As a software development company, Kelly says GitHub Copilot is used ‘a lot’. That’s because it’s already built into the tools the company uses. Data privacy is also a key consideration and he says because it’s a Microsoft product, it is perceived to be more trustworthy.

“GitHub Copilot improves our productivity by leveraging AI to suggest code snippets and complete lines of code, enabling developers to write code faster and with fewer errors.”

He says that translates to faster development times, potentially higher code quality and the ability to keep up with the latest coding practices, providing clients with more efficient, lower cost and innovative software solutions.

But, while Enlighten has seen it make senior developers ‘far more productive’, Kelly is open that it doesn’t have the same effect on more junior developers.

“Our main uses of AI are GitHub Copilot,” Kelly says. “It’s phenomenal. We find ourselves bouncing ideas off it more and more.”

It’s being used mostly to prompt thinking, with some of the team using it in ‘many aspects’ of their roles now, especially for creativity-based jobs.

AI is being used to automate potential frameworks, including for content creation, and for business analysis assistance.

“It can be compelling articles or points but also for our clients – it’s great to help collect information and store it into custom GPT’s so that it can then be used as a repository for anyone to obtain information after we have completed a project.”

It can then be used as an assistant that can talk through a discussion Enlighten’s team have had with the client.

“It is definitely not a substitute for talking to the clients but sometimes we can’t remember all the things we have communicated about.”

The ability of AI to infer certain things that aren’t clear is also useful, he adds.
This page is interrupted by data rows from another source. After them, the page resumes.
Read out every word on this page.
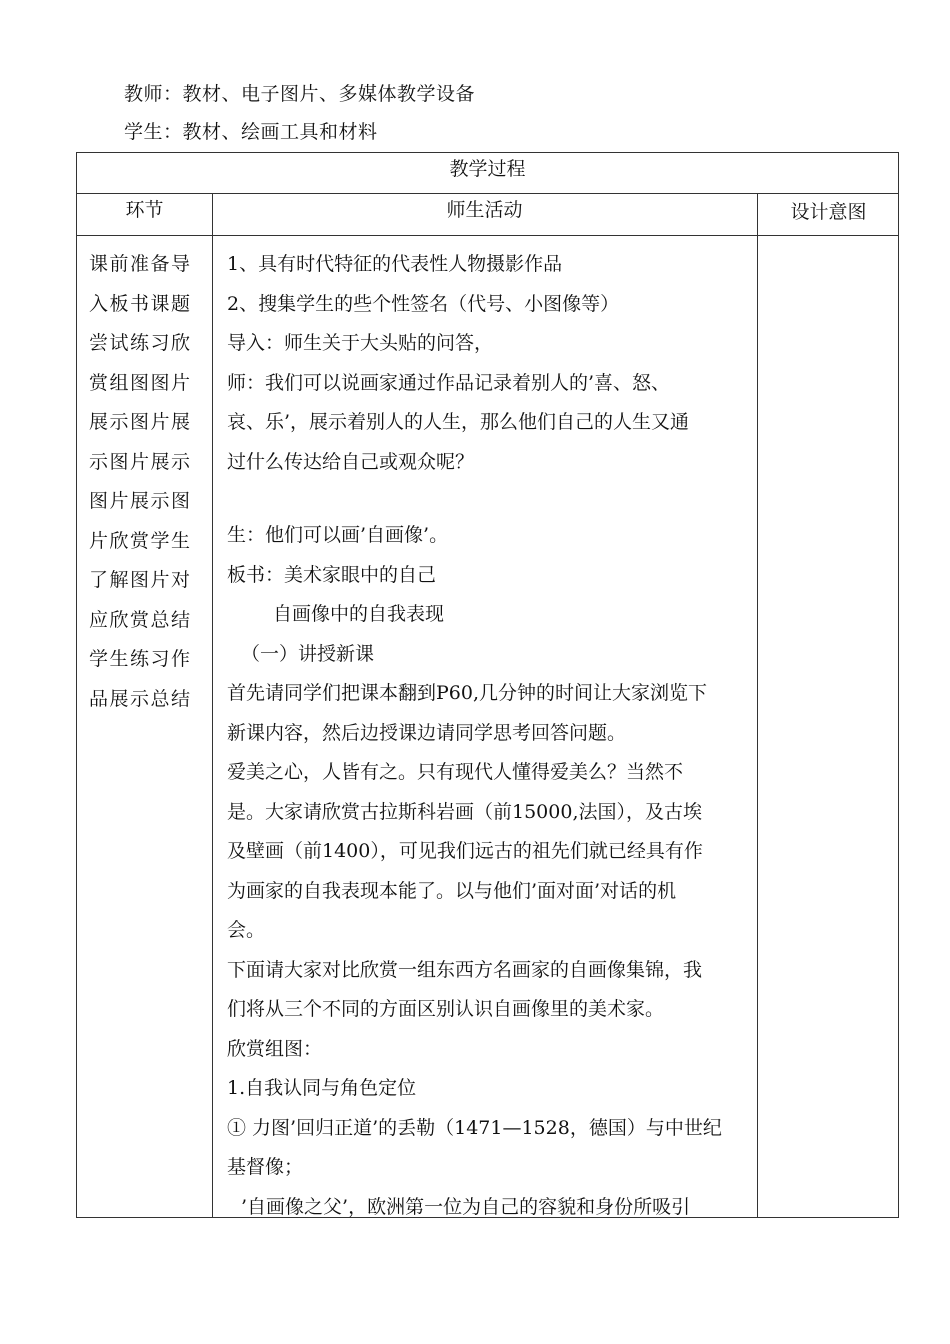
教师：教材、电子图片、多媒体教学设备
学生：教材、绘画工具和材料
教学过程
环节	师生活动	设计意图
课前准备导入板书课题尝试练习欣赏组图图片展示图片展示图片展示图片展示图片欣赏学生了解图片对应欣赏总结学生练习作品展示总结

1、具有时代特征的代表性人物摄影作品

2、搜集学生的些个性签名（代号、小图像等）

导入：师生关于大头贴的问答，

师：我们可以说画家通过作品记录着别人的’喜、怒、

哀、乐’，展示着别人的人生，那么他们自己的人生又通

过什么传达给自己或观众呢？

生：他们可以画’自画像’。

板书：美术家眼中的自己

自画像中的自我表现

（一）讲授新课

首先请同学们把课本翻到P60,几分钟的时间让大家浏览下

新课内容，然后边授课边请同学思考回答问题。

爱美之心，人皆有之。只有现代人懂得爱美么？当然不

是。大家请欣赏古拉斯科岩画（前15000,法国），及古埃

及壁画（前1400），可见我们远古的祖先们就已经具有作

为画家的自我表现本能了。以与他们’面对面’对话的机

会。

下面请大家对比欣赏一组东西方名画家的自画像集锦，我

们将从三个不同的方面区别认识自画像里的美术家。

欣赏组图：

1.自我认同与角色定位

① 力图’回归正道’的丢勒（1471—1528，德国）与中世纪

基督像；

’自画像之父’，欧洲第一位为自己的容貌和身份所吸引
“If there are questions from developers rather than coming back to you, they now have a virtual representation of the client they can ask.”

GitHub isn’t, however, the only tool being harnessed by Enlighten. The company often uses large language models for the same queries, harnessing GPT, Gemini Advanced and Anthropic.
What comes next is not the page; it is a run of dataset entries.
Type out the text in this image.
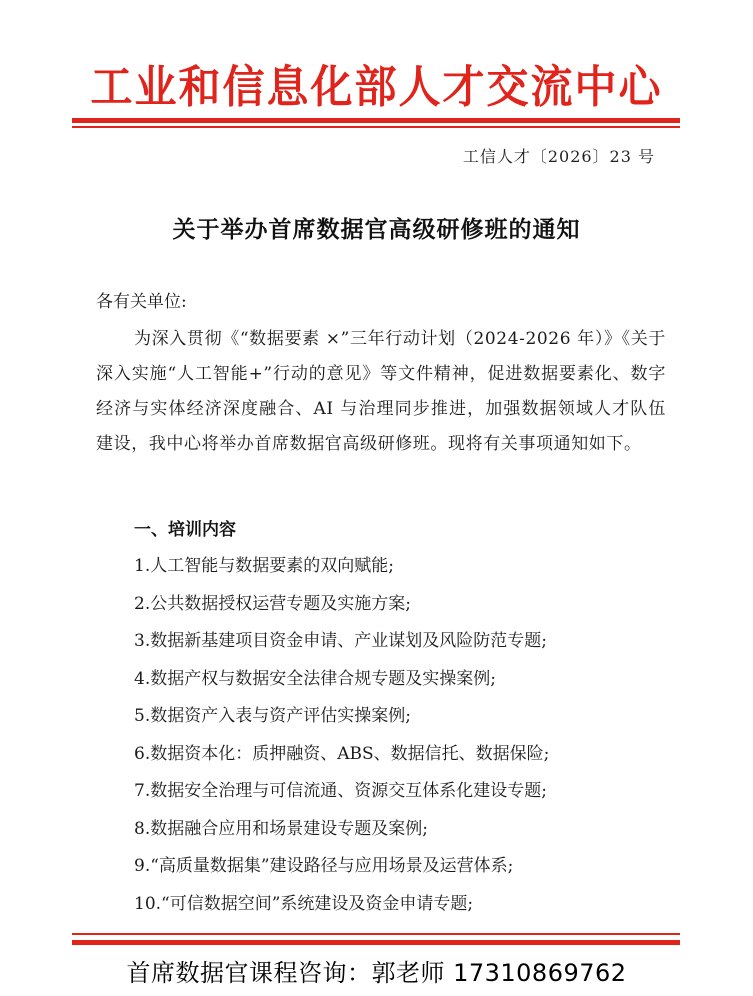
工业和信息化部人才交流中心
工信人才〔2026〕23 号
关于举办首席数据官高级研修班的通知
各有关单位:
为深入贯彻《“数据要素 ×”三年行动计划（2024-2026 年）》《关于深入实施“人工智能+”行动的意见》等文件精神，促进数据要素化、数字经济与实体经济深度融合、AI 与治理同步推进，加强数据领域人才队伍建设，我中心将举办首席数据官高级研修班。现将有关事项通知如下。
一、培训内容
1.人工智能与数据要素的双向赋能;
2.公共数据授权运营专题及实施方案;
3.数据新基建项目资金申请、产业谋划及风险防范专题;
4.数据产权与数据安全法律合规专题及实操案例;
5.数据资产入表与资产评估实操案例;
6.数据资本化：质押融资、ABS、数据信托、数据保险;
7.数据安全治理与可信流通、资源交互体系化建设专题;
8.数据融合应用和场景建设专题及案例;
9.“高质量数据集”建设路径与应用场景及运营体系;
10.“可信数据空间”系统建设及资金申请专题;
首席数据官课程咨询：郭老师 17310869762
“We have found that Anthropic is a favourite for content creation, but we still heavily lean on GPT.”

The company is also finding work in helping customers modify their websites to improve discoverability and profile in a world where users are now turning to GPT or Copilot, rather than Google, to search.

For companies in Australia and New Zealand, as in the rest of the world, there’s a(nother) AI elephant in the room now: The EU’s AI Act.

Last month members of the European Parliament voted to pass the act, dubbed the world’s first comprehensive law on AI.

It will bring into force AI regulations, potentially as early as this month or next, which will see categorise AI based on its level of risk and prohibit some systems, while imposing stringent regulations on systems deemed to be high risk.

The Act applies not just to companies operating in the EU, but to any business operating there or handling data of EU citizens, necessitating adherence to its regulatory framework to maintain market access and competitiveness.

“The EU AI Act is going to impact us significantly here in New Zealand, we can’t pretend that it won’t,” Kelly says.

“We are going to have responsibilities that come in because of this. We will need to adhere to strict compliance requirements and perform rigorous risk assessments and think about how the technologies we use will be considered by the end users.

“It certainly introduces another level of compliance management on providers who are wanting to sell and deliver into the EU market and local companies who deliver into Europe will be watching with interest how the bellwether cases develop.”